Primary neurulation involves formation of the neural plate, shaping of the neural plate into the cylindrical neural tube, bending and fusion of the neural plate at the midline. Each step is autonomous and controlled by distinct molecular pathways. During NTDs closure, a group of cells will involve in the structure at the spinal region. In this complex process, cells will produce polarized cellular protrusions that enable them to move directionally and to intercalate with other neighboring cells. Shape and movement are change in this stage and results in convergence toward the midline and extension of the tissue along the anteroposterior axis. Next is bending or folding of neural plate where it occur in dorsal midline and form two sites.

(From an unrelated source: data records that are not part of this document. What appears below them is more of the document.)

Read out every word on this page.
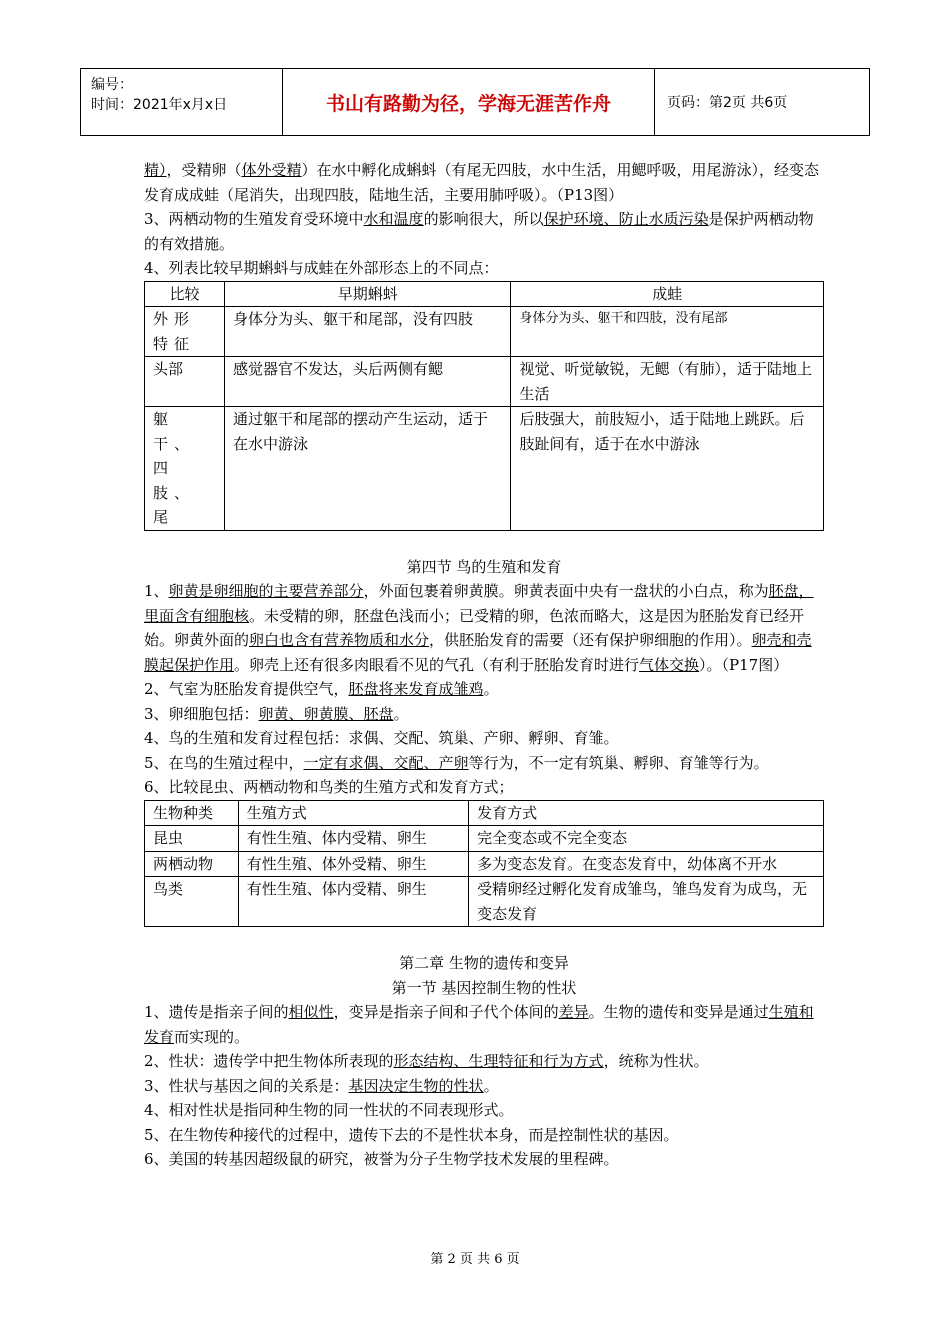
编号：
时间：2021年x月x日	书山有路勤为径，学海无涯苦作舟	页码：第2页 共6页

精），受精卵（体外受精）在水中孵化成蝌蚪（有尾无四肢，水中生活，用鳃呼吸，用尾游泳），经变态发育成成蛙（尾消失，出现四肢，陆地生活，主要用肺呼吸）。（P13图）

3、两栖动物的生殖发育受环境中水和温度的影响很大，所以保护环境、防止水质污染是保护两栖动物的有效措施。

4、列表比较早期蝌蚪与成蛙在外部形态上的不同点：

比较	早期蝌蚪	成蛙
外形特征	身体分为头、躯干和尾部，没有四肢	身体分为头、躯干和四肢，没有尾部
头部	感觉器官不发达，头后两侧有鳃	视觉、听觉敏锐，无鳃（有肺），适于陆地上生活
躯干、四肢、尾	通过躯干和尾部的摆动产生运动，适于在水中游泳	后肢强大，前肢短小，适于陆地上跳跃。后肢趾间有，适于在水中游泳

第四节 鸟的生殖和发育

1、卵黄是卵细胞的主要营养部分，外面包裹着卵黄膜。卵黄表面中央有一盘状的小白点，称为胚盘，里面含有细胞核。未受精的卵，胚盘色浅而小；已受精的卵，色浓而略大，这是因为胚胎发育已经开始。卵黄外面的卵白也含有营养物质和水分，供胚胎发育的需要（还有保护卵细胞的作用）。卵壳和壳膜起保护作用。卵壳上还有很多肉眼看不见的气孔（有利于胚胎发育时进行气体交换）。（P17图）

2、气室为胚胎发育提供空气，胚盘将来发育成雏鸡。

3、卵细胞包括：卵黄、卵黄膜、胚盘。

4、鸟的生殖和发育过程包括：求偶、交配、筑巢、产卵、孵卵、育雏。

5、在鸟的生殖过程中，一定有求偶、交配、产卵等行为，不一定有筑巢、孵卵、育雏等行为。

6、比较昆虫、两栖动物和鸟类的生殖方式和发育方式；

生物种类	生殖方式	发育方式
昆虫	有性生殖、体内受精、卵生	完全变态或不完全变态
两栖动物	有性生殖、体外受精、卵生	多为变态发育。在变态发育中，幼体离不开水
鸟类	有性生殖、体内受精、卵生	受精卵经过孵化发育成雏鸟，雏鸟发育为成鸟，无变态发育

第二章 生物的遗传和变异

第一节 基因控制生物的性状

1、遗传是指亲子间的相似性，变异是指亲子间和子代个体间的差异。生物的遗传和变异是通过生殖和发育而实现的。

2、性状：遗传学中把生物体所表现的形态结构、生理特征和行为方式，统称为性状。

3、性状与基因之间的关系是：基因决定生物的性状。

4、相对性状是指同种生物的同一性状的不同表现形式。

5、在生物传种接代的过程中，遗传下去的不是性状本身，而是控制性状的基因。

6、美国的转基因超级鼠的研究，被誉为分子生物学技术发展的里程碑。

第 2 页 共 6 页
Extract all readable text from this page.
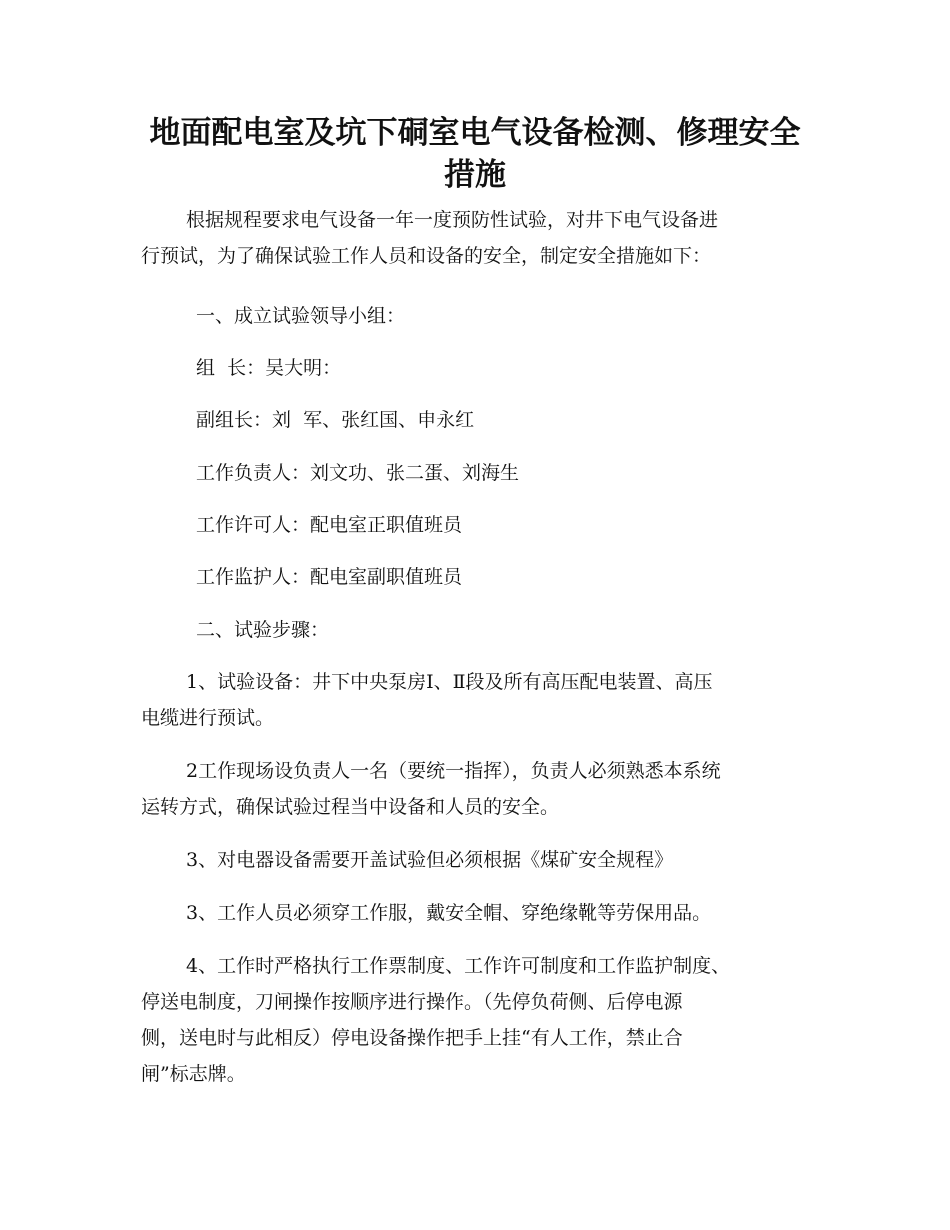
地面配电室及坑下硐室电气设备检测、修理安全
措施

根据规程要求电气设备一年一度预防性试验，对井下电气设备进
行预试，为了确保试验工作人员和设备的安全，制定安全措施如下：

一、成立试验领导小组：

组  长：吴大明：

副组长：刘  军、张红国、申永红

工作负责人：刘文功、张二蛋、刘海生

工作许可人：配电室正职值班员

工作监护人：配电室副职值班员

二、试验步骤：

1、试验设备：井下中央泵房Ⅰ、Ⅱ段及所有高压配电装置、高压
电缆进行预试。

2工作现场设负责人一名（要统一指挥），负责人必须熟悉本系统
运转方式，确保试验过程当中设备和人员的安全。

3、对电器设备需要开盖试验但必须根据《煤矿安全规程》

3、工作人员必须穿工作服，戴安全帽、穿绝缘靴等劳保用品。

4、工作时严格执行工作票制度、工作许可制度和工作监护制度、
停送电制度，刀闸操作按顺序进行操作。（先停负荷侧、后停电源
侧，送电时与此相反）停电设备操作把手上挂“有人工作，禁止合
闸”标志牌。
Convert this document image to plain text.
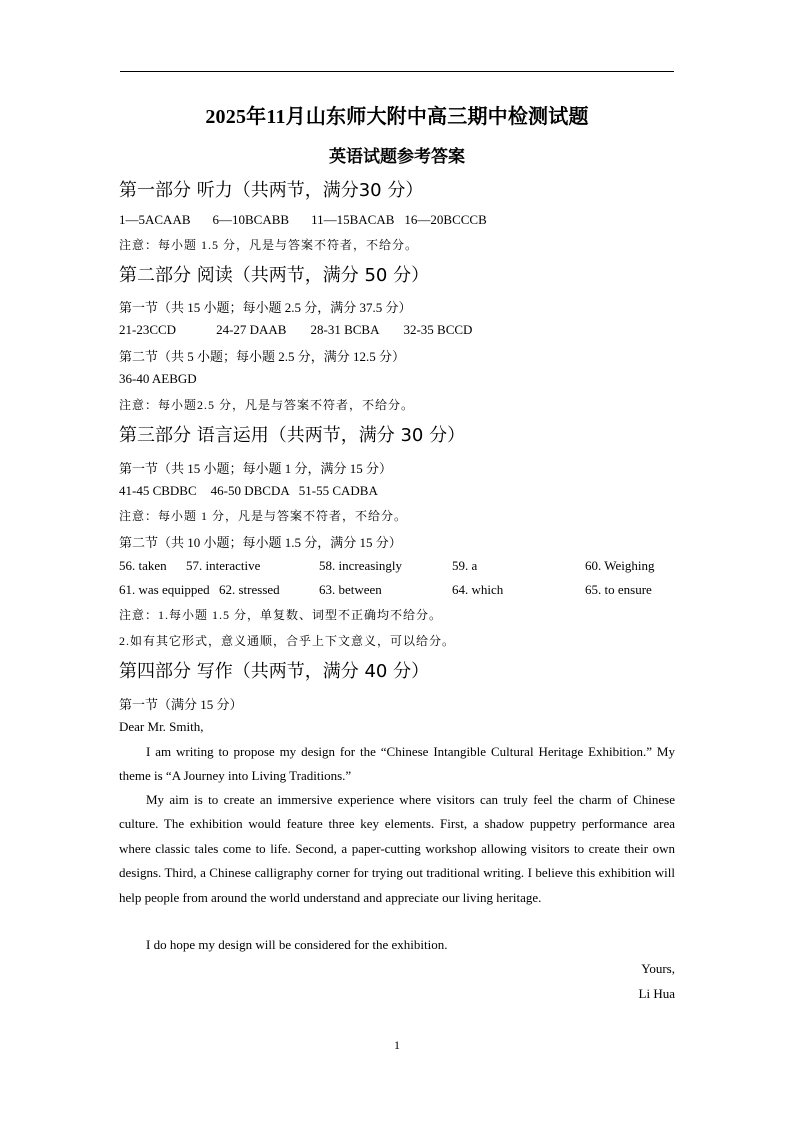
2025年11月山东师大附中高三期中检测试题
英语试题参考答案
第一部分 听力（共两节，满分30 分）
1—5ACAAB 6—10BCABB 11—15BACAB 16—20BCCCB
注意：每小题 1.5 分，凡是与答案不符者，不给分。
第二部分 阅读（共两节，满分 50 分）
第一节（共 15 小题；每小题 2.5 分，满分 37.5 分）
21-23CCD	24-27 DAAB 28-31 BCBA 32-35 BCCD
第二节（共 5 小题；每小题 2.5 分，满分 12.5 分）
36-40 AEBGD
注意：每小题2.5 分，凡是与答案不符者，不给分。
第三部分 语言运用（共两节，满分 30 分）
第一节（共 15 小题；每小题 1 分，满分 15 分）
41-45 CBDBC 46-50 DBCDA 51-55 CADBA
注意：每小题 1 分，凡是与答案不符者，不给分。
第二节（共 10 小题；每小题 1.5 分，满分 15 分）
56. taken 57. interactive	58. increasingly	59. a	60. Weighing
61. was equipped 62. stressed	63. between	64. which	65. to ensure
注意：1.每小题 1.5 分，单复数、词型不正确均不给分。
2.如有其它形式，意义通顺，合乎上下文意义，可以给分。
第四部分 写作（共两节，满分 40 分）
第一节（满分 15 分）
Dear Mr. Smith,
I am writing to propose my design for the “Chinese Intangible Cultural Heritage Exhibition.” My theme is “A Journey into Living Traditions.”
My aim is to create an immersive experience where visitors can truly feel the charm of Chinese culture. The exhibition would feature three key elements. First, a shadow puppetry performance area where classic tales come to life. Second, a paper-cutting workshop allowing visitors to create their own designs. Third, a Chinese calligraphy corner for trying out traditional writing. I believe this exhibition will help people from around the world understand and appreciate our living heritage.
I do hope my design will be considered for the exhibition.
Yours,
Li Hua
1
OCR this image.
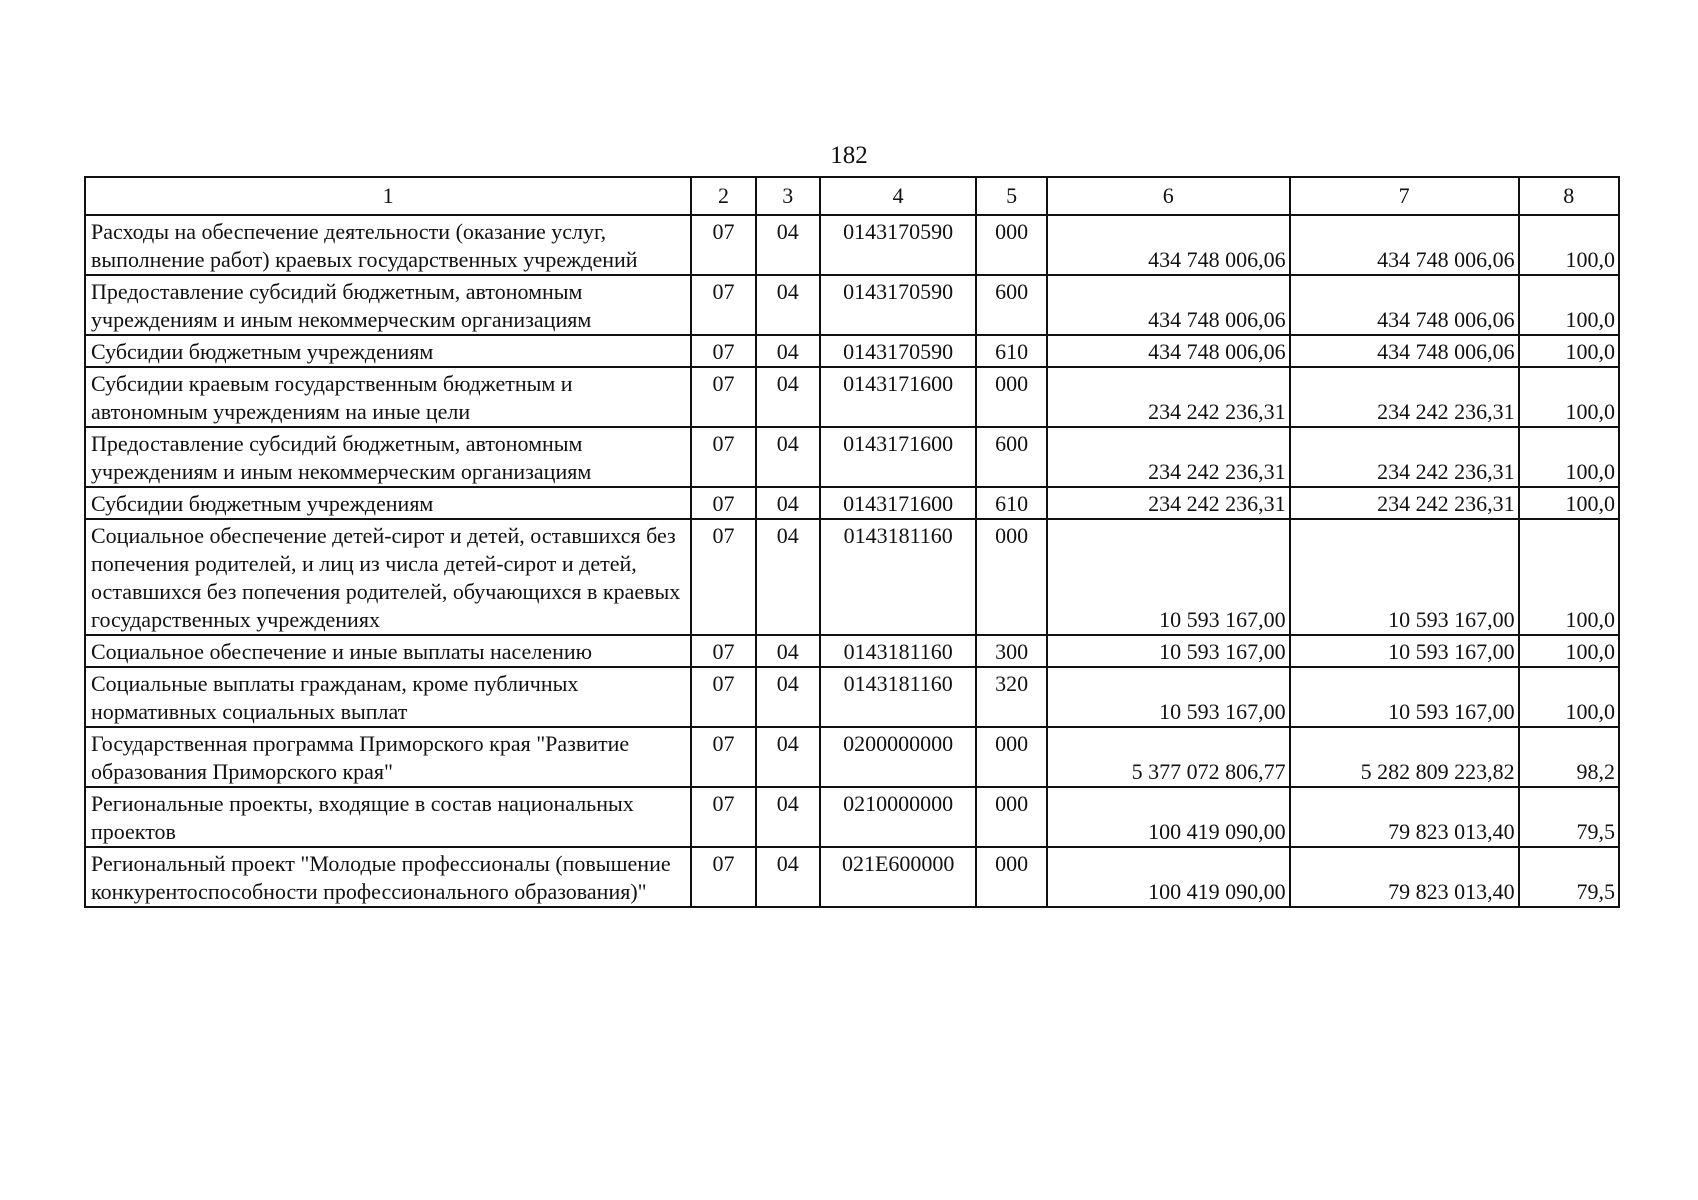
182
1	2	3	4	5	6	7	8
Расходы на обеспечение деятельности (оказание услуг, выполнение работ) краевых государственных учреждений	07	04	0143170590	000	434 748 006,06	434 748 006,06	100,0
Предоставление субсидий бюджетным, автономным учреждениям и иным некоммерческим организациям	07	04	0143170590	600	434 748 006,06	434 748 006,06	100,0
Субсидии бюджетным учреждениям	07	04	0143170590	610	434 748 006,06	434 748 006,06	100,0
Субсидии краевым государственным бюджетным и автономным учреждениям на иные цели	07	04	0143171600	000	234 242 236,31	234 242 236,31	100,0
Предоставление субсидий бюджетным, автономным учреждениям и иным некоммерческим организациям	07	04	0143171600	600	234 242 236,31	234 242 236,31	100,0
Субсидии бюджетным учреждениям	07	04	0143171600	610	234 242 236,31	234 242 236,31	100,0
Социальное обеспечение детей-сирот и детей, оставшихся без попечения родителей, и лиц из числа детей-сирот и детей, оставшихся без попечения родителей, обучающихся в краевых государственных учреждениях	07	04	0143181160	000	10 593 167,00	10 593 167,00	100,0
Социальное обеспечение и иные выплаты населению	07	04	0143181160	300	10 593 167,00	10 593 167,00	100,0
Социальные выплаты гражданам, кроме публичных нормативных социальных выплат	07	04	0143181160	320	10 593 167,00	10 593 167,00	100,0
Государственная программа Приморского края "Развитие образования Приморского края"	07	04	0200000000	000	5 377 072 806,77	5 282 809 223,82	98,2
Региональные проекты, входящие в состав национальных проектов	07	04	0210000000	000	100 419 090,00	79 823 013,40	79,5
Региональный проект "Молодые профессионалы (повышение конкурентоспособности профессионального образования)"	07	04	021E600000	000	100 419 090,00	79 823 013,40	79,5
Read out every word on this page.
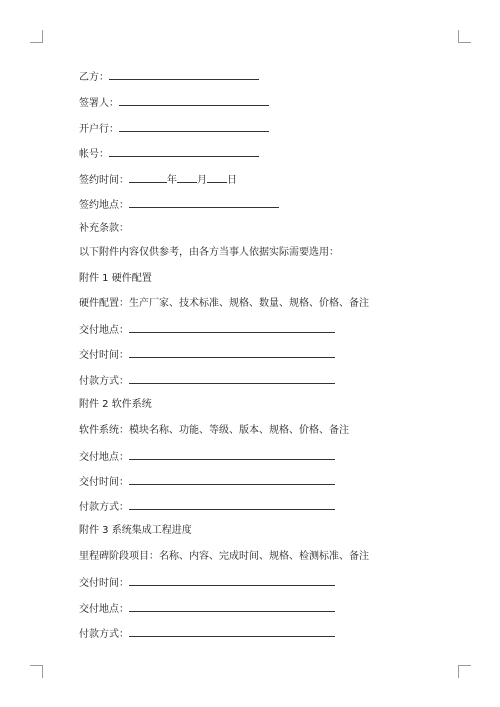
乙方：
签署人：
开户行：
帐号：
签约时间：	年 月 日
签约地点：
补充条款：
以下附件内容仅供参考，由各方当事人依据实际需要选用：
附件 1 硬件配置
硬件配置：生产厂家、技术标准、规格、数量、规格、价格、备注
交付地点：
交付时间：
付款方式：
附件 2 软件系统
软件系统：模块名称、功能、等级、版本、规格、价格、备注
交付地点：
交付时间：
付款方式：
附件 3 系统集成工程进度
里程碑阶段项目：名称、内容、完成时间、规格、检测标准、备注
交付时间：
交付地点：
付款方式：
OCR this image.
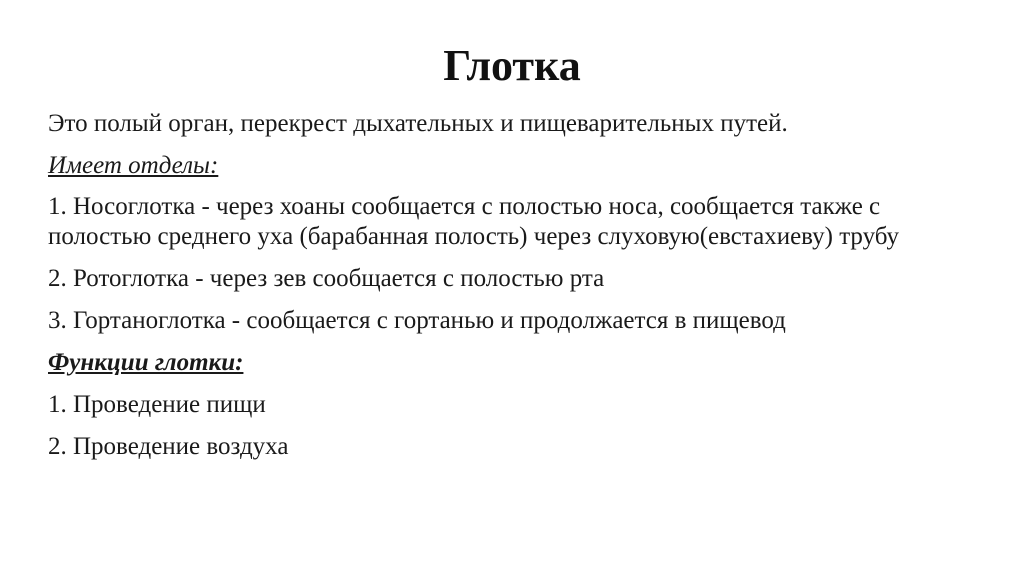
Глотка

Это полый орган, перекрест дыхательных и пищеварительных путей.

Имеет отделы:

1. Носоглотка - через хоаны сообщается с полостью носа, сообщается также с полостью среднего уха (барабанная полость) через слуховую(евстахиеву) трубу

2. Ротоглотка - через зев сообщается с полостью рта

3. Гортаноглотка - сообщается с гортанью и продолжается в пищевод

Функции глотки:

1. Проведение пищи

2. Проведение воздуха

Studies believed that neural tube closure is preceding bidirectionally in a zipper-like fashion.

Secondary neurulation is limited to the tail bud and occurs by proliferation and condensation of stem cells that subsequently cavitates. This process begin after primary nuerulation where the tail bud willproduce neural tube so a mass of stem cells representing the remnant of the primitive streak that are located at the caudal end of the embryo. Proliferation and condensation undergoes in stem cells and followed by cavitations and fusion with the central canal of the neural tube formed by primary neurulation. Basically, failure of secondary neurulation are less commonly lead to closed forms of NTDs where the developing neural tube fails to separate from other tissues of the tail bud.

NTDs in human can be prevented with the highly awareness during pregnancy and increase daily intake of folate acid though the studies finding it can be heritate by genetic and environmental problem.